Half Marathon Training Guide
This 12-week half marathon training guide will help you cover 13.1 miles fitter and faster than ever.
Whether you’re a new runner, a savvy veteran or somewhere in between, there is a good chance a half marathon is your favorite racing distance.
You’re not alone. The half, as we fondly call it, has become the distance du jour worldwide, with over 1.9 million finishers in the U.S. in 2013. It makes perfect sense when you consider that for beginners, the 13.1-mile distance is a difficult challenge, yet still an achievable goal. Moreover, for the experienced runner, the half-marathon is often a favorite distance because it still tests the limits of endurance, but requires far less training time—and recovery time—than the marathon.
Beginners and advanced runners alike face certain physiological challenges when training for the half-marathon.
For beginners, the amount of time spent running is the most important factor in training.

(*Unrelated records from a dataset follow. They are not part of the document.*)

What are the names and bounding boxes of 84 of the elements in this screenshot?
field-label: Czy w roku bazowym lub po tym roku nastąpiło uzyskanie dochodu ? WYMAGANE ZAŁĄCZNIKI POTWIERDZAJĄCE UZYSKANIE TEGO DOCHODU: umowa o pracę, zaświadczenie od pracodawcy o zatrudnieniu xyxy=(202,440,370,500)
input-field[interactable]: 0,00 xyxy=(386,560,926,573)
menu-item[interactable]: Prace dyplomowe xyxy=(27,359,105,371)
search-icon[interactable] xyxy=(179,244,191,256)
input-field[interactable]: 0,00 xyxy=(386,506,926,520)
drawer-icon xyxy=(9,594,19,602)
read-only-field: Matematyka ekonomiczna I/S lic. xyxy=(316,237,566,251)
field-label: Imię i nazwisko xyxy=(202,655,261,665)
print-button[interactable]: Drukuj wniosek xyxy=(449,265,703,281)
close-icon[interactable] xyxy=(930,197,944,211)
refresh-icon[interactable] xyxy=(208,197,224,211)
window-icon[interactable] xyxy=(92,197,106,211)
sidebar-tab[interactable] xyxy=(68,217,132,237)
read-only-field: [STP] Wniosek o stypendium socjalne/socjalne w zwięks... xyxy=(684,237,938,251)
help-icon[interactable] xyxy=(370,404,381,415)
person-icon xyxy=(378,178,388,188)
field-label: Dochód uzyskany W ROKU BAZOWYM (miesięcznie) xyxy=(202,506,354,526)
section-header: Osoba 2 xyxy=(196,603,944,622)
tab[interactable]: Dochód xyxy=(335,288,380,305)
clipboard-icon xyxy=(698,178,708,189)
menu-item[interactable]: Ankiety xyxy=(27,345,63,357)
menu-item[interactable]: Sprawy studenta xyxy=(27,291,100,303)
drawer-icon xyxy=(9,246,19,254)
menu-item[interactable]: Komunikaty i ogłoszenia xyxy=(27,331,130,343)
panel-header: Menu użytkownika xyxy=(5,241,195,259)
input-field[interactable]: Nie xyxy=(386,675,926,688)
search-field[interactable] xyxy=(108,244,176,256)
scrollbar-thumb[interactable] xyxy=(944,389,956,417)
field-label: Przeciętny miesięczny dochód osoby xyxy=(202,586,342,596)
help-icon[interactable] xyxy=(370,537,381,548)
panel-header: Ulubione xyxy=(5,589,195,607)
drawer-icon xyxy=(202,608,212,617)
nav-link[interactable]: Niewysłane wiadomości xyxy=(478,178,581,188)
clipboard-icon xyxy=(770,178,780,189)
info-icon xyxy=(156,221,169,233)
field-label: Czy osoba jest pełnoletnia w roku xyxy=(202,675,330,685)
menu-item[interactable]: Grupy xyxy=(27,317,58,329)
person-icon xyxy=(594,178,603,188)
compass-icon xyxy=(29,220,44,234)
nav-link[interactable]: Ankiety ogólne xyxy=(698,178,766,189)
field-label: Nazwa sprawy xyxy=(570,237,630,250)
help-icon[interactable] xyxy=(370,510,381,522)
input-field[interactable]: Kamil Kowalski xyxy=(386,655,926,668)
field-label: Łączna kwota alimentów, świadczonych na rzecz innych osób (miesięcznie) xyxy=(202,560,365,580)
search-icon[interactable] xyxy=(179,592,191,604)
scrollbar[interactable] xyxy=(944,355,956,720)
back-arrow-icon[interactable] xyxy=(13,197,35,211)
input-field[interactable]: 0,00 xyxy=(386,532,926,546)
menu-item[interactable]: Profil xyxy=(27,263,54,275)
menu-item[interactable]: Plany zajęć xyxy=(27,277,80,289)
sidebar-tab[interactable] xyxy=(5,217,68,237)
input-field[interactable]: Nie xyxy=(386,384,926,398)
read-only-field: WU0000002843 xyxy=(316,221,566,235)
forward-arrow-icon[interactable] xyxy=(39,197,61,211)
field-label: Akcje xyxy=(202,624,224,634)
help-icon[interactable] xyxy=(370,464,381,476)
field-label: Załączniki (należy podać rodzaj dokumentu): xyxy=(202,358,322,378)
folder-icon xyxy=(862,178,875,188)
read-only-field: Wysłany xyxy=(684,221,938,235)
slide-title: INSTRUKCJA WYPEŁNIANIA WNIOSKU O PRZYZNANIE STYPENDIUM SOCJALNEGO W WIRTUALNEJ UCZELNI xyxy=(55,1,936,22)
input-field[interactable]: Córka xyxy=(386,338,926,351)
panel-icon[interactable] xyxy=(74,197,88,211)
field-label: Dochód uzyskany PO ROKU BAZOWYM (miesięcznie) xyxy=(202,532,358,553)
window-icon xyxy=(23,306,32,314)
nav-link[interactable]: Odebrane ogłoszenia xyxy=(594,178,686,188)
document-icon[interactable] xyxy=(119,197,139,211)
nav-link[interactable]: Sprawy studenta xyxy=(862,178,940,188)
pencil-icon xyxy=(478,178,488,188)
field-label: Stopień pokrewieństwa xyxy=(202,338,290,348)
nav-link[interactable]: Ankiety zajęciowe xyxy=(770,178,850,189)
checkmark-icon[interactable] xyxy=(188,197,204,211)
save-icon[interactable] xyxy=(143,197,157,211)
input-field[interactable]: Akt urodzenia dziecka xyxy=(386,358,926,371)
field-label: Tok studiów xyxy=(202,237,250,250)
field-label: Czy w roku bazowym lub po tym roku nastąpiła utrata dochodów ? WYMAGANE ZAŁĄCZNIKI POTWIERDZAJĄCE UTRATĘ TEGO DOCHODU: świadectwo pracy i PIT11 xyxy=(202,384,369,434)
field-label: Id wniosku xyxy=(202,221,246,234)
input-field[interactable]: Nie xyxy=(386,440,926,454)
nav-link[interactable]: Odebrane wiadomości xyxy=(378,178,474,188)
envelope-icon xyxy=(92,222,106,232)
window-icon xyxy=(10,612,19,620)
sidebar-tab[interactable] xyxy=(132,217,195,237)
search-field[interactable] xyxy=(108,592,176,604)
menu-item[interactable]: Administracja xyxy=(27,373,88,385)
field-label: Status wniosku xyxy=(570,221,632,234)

Research shows that biological markers of muscle fatigue—aspartate aminotransferase (AST), creatine kinase (CK), lactate dehydrogenase (LDH) and myoglobin—increase significantly immediately after a half-marathon and remain elevated for more than 24 hours after the race. Put simply, two hours of running puts a tremendous amount of stress on the muscles in your legs. To prepare for the specific demands of a half-marathon, it’s necessary for newer runners to keep their workout and long run volumes fairly high.